Les dips figurent parmi les exercices au poids de corps les plus efficaces pour développer le haut du corps. En un seul mouvement, ils recrutent les triceps, les pectoraux, les épaules et même les muscles stabilisateurs du tronc. Voici comment tirer le meilleur parti de cet exercice polyvalent.
Les muscles principaux sollicités par les dips
Le triceps brachial est le muscle le plus activé lors des dips. Situé à l’arrière du bras, il assure l’extension complète du coude pendant la phase de poussée. Les trois chefs du triceps (long, latéral et médial) travaillent ensemble pour ramener le corps vers le haut.
Les pectoraux entrent en jeu dès la descente. Le grand pectoral, surtout sa portion inférieure, se contracte pour freiner le mouvement et stabiliser l’épaule. Le petit pectoral participe lui aussi en tirant l’omoplate vers l’avant.
Le deltoïde antérieur (partie avant de l’épaule) intervient comme muscle assistant. Il aide à maintenir l’articulation de l’épaule dans une position sûre tout au long du mouvement. Les rhomboïdes, le grand dorsal et le grand rond stabilisent le dos pendant l’exercice.
Les abdominaux et les lombaires ne sont pas en reste. Ils se contractent en permanence pour empêcher le corps de se balancer et garantir une posture solide sur les barres.
Dips pour les pectoraux ou les triceps : ce qui change
L’inclinaison du buste modifie la répartition du travail entre les groupes musculaires. Pencher le torse vers l’avant (environ 30 degrés) transfère l’effort vers les pectoraux. Les coudes s’écartent naturellement et l’étirement de la poitrine augmente en bas du mouvement.
Garder le buste bien droit concentre la tension sur les triceps. Les coudes restent proches du corps, les poignets se placent sous les épaules. La descente se fait dans un axe vertical, ce qui limite l’intervention des pectoraux au profit des bras.
Un simple changement d’angle du buste suffit à transformer les dips en exercice de poitrine ou en exercice de bras.
L’écartement des mains joue aussi un rôle. Une prise large recrute davantage les pectoraux, tandis qu’une prise serrée intensifie le travail des triceps. Adapter ces deux paramètres (inclinaison + écartement) permet de personnaliser l’exercice selon ses objectifs.
La bonne technique pour cibler chaque muscle

Pour des dips orientés poitrine, placez-vous sur des barres parallèles, bras tendus. Inclinez le torse vers l’avant et pliez les genoux en croisant les pieds. Descendez en laissant les coudes s’ouvrir jusqu’à sentir un étirement net dans les pectoraux. Vos épaules passent légèrement sous le niveau des coudes avant de remonter.
Pour des dips orientés triceps, gardez le corps vertical. Les coudes collent aux côtes pendant toute la descente. Arrêtez-vous quand le haut du bras atteint la parallèle au sol et repoussez avec force. Ne verrouillez pas les coudes en haut pour maintenir la tension.
Dans les deux cas, engagez les abdominaux avant de commencer. Un gainage relâché provoque des balancements qui surchargent les épaules et réduisent l’efficacité de l’exercice.
Attention à l’amplitude : descendre trop bas met la capsule de l’épaule sous une pression excessive. Si vous ressentez une douleur dans l’articulation, réduisez la profondeur du mouvement.
Comment progresser aux dips pour un développement complet
Les débutants gagnent à utiliser des bandes élastiques passées autour des barres. La bande supporte une partie du poids et permet de travailler l’amplitude complète sans compromettre la forme. Commencez avec une bande épaisse, puis passez à des bandes plus fines au fil des semaines.
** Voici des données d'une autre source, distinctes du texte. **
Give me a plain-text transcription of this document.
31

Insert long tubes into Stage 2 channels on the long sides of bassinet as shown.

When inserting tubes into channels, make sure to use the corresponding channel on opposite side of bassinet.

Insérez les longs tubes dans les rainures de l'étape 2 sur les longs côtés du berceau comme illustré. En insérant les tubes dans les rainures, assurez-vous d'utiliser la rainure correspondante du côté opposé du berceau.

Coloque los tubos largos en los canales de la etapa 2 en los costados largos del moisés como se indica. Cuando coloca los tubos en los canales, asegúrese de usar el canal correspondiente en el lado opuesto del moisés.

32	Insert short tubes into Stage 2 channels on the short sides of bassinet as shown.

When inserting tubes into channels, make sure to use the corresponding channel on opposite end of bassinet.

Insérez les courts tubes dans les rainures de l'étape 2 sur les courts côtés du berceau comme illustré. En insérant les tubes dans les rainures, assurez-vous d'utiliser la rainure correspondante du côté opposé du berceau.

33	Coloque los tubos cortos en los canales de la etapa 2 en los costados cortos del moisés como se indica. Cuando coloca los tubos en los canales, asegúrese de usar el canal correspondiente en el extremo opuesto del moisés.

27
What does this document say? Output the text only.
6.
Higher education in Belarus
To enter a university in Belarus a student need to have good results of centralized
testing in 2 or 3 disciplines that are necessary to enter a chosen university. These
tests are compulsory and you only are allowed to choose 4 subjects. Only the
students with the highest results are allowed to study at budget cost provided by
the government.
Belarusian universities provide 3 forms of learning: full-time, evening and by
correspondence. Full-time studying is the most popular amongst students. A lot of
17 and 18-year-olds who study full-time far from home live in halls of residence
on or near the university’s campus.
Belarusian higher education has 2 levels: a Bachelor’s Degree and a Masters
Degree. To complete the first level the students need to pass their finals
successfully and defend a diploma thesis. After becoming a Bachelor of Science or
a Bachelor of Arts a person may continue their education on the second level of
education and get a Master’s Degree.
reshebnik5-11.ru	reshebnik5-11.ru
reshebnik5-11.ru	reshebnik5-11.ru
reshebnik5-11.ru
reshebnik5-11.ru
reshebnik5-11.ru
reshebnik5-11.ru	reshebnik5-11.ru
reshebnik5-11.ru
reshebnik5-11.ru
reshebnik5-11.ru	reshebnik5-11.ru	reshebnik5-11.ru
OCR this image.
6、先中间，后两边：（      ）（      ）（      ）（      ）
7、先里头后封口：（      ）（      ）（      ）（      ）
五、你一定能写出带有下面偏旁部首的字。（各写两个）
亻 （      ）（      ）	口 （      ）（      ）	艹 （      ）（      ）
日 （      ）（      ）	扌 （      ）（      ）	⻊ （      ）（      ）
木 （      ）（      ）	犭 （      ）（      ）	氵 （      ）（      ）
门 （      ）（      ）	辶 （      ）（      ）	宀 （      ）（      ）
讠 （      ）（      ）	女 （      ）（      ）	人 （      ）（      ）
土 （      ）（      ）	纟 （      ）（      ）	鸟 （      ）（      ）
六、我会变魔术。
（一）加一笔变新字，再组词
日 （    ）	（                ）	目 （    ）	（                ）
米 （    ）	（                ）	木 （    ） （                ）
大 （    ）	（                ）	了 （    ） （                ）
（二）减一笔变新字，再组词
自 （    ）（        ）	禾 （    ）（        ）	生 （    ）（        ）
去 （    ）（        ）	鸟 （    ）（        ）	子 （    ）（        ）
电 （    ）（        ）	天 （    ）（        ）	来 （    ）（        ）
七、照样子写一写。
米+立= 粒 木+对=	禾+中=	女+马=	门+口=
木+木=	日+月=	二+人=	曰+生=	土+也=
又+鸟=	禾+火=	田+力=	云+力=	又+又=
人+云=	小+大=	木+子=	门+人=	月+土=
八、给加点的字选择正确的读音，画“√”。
Une autre option pour démarrer : les dips négatifs. Montez en position haute (en sautant ou en utilisant un support), puis descendez le plus lentement possible. Cette phase excentrique renforce les muscles et prépare le corps aux dips complets.
Les pratiquants confirmés ajoutent du lest (ceinture avec poids, gilet lesté ou sac à dos chargé) pour continuer à gagner en force et en volume. Visez 3 séries de 6 à 8 répétitions lestées, 1 à 2 fois par semaine. Pour soutenir cette progression, pensez aussi à adapter votre apport en oméga 3, un nutriment qui favorise la récupération musculaire.
Associer les dips à des pompes ou au développé couché crée un entraînement complet pour les muscles pousseurs du haut du corps. Varier les angles de buste d’une séance à l’autre garantit un développement équilibré entre triceps et pectoraux.